The council already has paid $25,000 for a one-year option to purchase 160 acres, which includes an 18-acre pond.

If the land is bought, Baldwin City Administrator Larry Paine said he thought it would be two years before new electricity, sewer and water lines were available. He said the land probably would be developed in phases so the infrastructure wouldn't be put in all at once.

"We want to take our time and do this right the first time," he said.

More than likely, Mayor Stan Krysztof said, the recreation area, with ball fields, a swimming area and walking trails, would be developed first.
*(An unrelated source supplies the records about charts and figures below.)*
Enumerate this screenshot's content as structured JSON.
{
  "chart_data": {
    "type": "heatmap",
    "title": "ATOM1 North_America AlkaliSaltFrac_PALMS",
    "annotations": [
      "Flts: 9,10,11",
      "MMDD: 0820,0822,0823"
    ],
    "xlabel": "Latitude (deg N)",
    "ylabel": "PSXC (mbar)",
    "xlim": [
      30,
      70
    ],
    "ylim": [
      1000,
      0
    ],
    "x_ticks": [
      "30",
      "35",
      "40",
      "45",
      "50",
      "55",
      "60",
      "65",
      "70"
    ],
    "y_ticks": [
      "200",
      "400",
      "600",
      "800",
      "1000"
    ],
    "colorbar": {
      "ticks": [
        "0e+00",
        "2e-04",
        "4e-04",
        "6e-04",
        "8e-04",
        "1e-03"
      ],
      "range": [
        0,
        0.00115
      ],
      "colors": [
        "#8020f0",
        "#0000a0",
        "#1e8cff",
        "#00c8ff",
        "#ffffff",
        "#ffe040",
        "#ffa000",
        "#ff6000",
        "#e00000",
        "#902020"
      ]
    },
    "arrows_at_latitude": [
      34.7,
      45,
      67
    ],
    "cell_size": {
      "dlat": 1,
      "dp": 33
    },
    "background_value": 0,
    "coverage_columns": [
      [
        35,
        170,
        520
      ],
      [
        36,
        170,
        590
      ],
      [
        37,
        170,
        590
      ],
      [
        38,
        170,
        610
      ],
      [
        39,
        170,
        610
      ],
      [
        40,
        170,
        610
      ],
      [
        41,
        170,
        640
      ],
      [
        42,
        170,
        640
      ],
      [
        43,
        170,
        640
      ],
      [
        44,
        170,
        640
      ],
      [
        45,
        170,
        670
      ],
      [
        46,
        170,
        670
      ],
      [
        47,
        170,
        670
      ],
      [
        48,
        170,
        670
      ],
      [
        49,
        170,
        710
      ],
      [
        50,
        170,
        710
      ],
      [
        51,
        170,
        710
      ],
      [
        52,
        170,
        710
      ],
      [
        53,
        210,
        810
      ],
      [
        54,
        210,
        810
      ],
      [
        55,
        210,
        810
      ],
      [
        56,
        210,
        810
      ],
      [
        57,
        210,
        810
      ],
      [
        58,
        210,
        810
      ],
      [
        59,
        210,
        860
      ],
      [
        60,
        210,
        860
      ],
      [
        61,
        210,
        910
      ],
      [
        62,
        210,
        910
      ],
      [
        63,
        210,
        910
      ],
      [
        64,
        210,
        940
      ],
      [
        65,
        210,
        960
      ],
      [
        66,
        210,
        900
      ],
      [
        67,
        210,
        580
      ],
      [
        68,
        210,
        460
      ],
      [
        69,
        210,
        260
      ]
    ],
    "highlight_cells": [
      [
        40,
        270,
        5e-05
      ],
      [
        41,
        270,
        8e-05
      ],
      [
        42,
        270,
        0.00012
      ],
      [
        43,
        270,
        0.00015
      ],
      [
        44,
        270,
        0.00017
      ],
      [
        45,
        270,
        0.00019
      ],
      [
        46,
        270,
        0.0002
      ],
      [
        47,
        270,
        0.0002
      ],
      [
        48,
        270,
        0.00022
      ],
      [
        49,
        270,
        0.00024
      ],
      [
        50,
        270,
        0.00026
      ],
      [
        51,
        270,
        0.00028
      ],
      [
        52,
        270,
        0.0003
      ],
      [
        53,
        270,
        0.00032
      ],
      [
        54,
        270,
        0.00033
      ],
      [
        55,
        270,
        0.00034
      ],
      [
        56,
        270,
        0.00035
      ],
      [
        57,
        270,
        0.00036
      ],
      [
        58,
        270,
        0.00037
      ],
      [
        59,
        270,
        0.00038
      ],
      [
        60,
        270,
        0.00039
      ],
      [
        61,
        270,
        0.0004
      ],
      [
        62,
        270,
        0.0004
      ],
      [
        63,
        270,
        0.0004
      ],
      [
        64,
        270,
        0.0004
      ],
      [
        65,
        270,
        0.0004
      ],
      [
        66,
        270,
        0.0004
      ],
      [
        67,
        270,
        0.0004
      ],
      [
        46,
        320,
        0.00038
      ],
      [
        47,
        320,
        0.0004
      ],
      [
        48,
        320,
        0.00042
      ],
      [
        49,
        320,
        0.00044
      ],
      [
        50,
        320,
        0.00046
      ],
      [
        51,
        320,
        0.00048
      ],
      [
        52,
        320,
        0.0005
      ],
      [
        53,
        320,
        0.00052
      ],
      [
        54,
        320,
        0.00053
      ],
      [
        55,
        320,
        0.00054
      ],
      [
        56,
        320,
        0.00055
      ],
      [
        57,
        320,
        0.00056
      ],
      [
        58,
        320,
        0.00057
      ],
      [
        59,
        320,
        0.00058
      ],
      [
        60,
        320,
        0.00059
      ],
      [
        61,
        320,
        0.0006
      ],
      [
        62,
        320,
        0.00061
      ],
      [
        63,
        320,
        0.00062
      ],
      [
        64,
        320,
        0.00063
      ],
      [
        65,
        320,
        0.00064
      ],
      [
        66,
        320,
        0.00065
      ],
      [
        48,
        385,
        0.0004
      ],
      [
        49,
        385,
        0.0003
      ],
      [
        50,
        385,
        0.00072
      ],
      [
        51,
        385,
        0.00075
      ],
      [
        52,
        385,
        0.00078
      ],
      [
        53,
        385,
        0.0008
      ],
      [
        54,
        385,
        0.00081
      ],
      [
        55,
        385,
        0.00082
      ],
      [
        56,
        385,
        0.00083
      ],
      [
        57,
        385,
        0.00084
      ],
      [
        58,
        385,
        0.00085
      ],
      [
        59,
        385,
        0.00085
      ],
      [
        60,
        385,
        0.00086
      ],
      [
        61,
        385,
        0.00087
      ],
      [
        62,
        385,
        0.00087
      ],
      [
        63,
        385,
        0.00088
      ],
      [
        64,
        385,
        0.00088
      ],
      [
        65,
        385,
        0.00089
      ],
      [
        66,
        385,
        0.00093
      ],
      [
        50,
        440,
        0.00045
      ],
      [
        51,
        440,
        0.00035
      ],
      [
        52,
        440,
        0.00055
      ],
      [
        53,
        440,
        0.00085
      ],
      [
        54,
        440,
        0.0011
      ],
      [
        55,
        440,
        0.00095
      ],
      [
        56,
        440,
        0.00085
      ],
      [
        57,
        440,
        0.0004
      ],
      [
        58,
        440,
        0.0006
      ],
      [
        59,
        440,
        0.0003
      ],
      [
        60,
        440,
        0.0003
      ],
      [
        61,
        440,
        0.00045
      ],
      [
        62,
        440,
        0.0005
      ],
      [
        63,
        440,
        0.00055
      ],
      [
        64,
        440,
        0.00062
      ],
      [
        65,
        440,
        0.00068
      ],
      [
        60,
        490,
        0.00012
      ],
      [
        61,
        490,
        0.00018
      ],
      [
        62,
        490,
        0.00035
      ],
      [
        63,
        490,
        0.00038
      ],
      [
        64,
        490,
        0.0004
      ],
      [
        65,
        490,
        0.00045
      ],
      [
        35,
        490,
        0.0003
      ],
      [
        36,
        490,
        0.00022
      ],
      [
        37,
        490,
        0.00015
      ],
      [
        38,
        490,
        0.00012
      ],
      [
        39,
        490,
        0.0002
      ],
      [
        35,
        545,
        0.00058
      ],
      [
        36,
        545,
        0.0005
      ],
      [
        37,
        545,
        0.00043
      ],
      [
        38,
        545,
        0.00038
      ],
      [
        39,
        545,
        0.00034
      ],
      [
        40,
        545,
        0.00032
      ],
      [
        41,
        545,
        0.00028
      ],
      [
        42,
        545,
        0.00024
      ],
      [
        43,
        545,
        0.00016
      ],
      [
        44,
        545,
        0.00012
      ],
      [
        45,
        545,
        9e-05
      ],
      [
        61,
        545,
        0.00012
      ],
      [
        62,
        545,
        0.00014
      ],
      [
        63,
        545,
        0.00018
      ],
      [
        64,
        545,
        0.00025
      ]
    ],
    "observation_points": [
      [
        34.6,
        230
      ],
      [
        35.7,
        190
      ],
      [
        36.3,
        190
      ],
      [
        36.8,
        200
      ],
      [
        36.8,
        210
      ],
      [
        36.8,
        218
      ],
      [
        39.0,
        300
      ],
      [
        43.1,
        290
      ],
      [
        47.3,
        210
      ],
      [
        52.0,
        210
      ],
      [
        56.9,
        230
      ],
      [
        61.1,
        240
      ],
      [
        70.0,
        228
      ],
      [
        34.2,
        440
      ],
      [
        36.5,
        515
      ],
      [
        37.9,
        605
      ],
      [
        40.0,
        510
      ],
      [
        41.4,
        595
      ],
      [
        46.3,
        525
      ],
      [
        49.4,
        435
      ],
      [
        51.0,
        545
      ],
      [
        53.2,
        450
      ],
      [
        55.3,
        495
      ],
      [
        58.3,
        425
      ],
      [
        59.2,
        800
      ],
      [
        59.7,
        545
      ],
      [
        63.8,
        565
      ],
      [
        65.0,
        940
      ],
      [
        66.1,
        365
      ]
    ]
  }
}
The city has a five-year contract to use the school district's ball fields.

On the business park side, council members said they would like to attract small businesses such as manufacturing, warehouse and service-oriented businesses.

Members said they prefer businesses with fewer than 25 employees and 5,000- to 10,000-square-foot buildings on 3-acre lots.

"I've turned down at least five different companies already; two were (small) manufacturing companies," Krysztof said.

Both companies had fewer than 25 employees each, he said.

Paine said he wanted companies that want to locate or relocate to Baldwin, pay good-paying jobs and hire Baldwin residents. New companies may provide incentives for high school and Baker University graduates to stay in Baldwin, council members said.

To help market and manage the park, Moore suggested creating a nonprofit corporation like Douglas County Development Inc., which markets the East Hills Business Park in Lawrence and helps new businesses there receive property tax exemptions.

"It has been very successful for us," she said. "We've been able to attract some companies that otherwise wouldn't have been able to locate to the county."

Moore said council members also need to decide if they want to offer tax abatements to potential businesses.

Council members Lee Whaley and Gene Nelson said they want to provide property tax relief, not increase it.

"From the objective we've got, tax abatements are not the way we want to recruit businesses. The goal is to get assessed value," Paine said.

The city council's next step will be to review the infrastructure needs for the proposed area.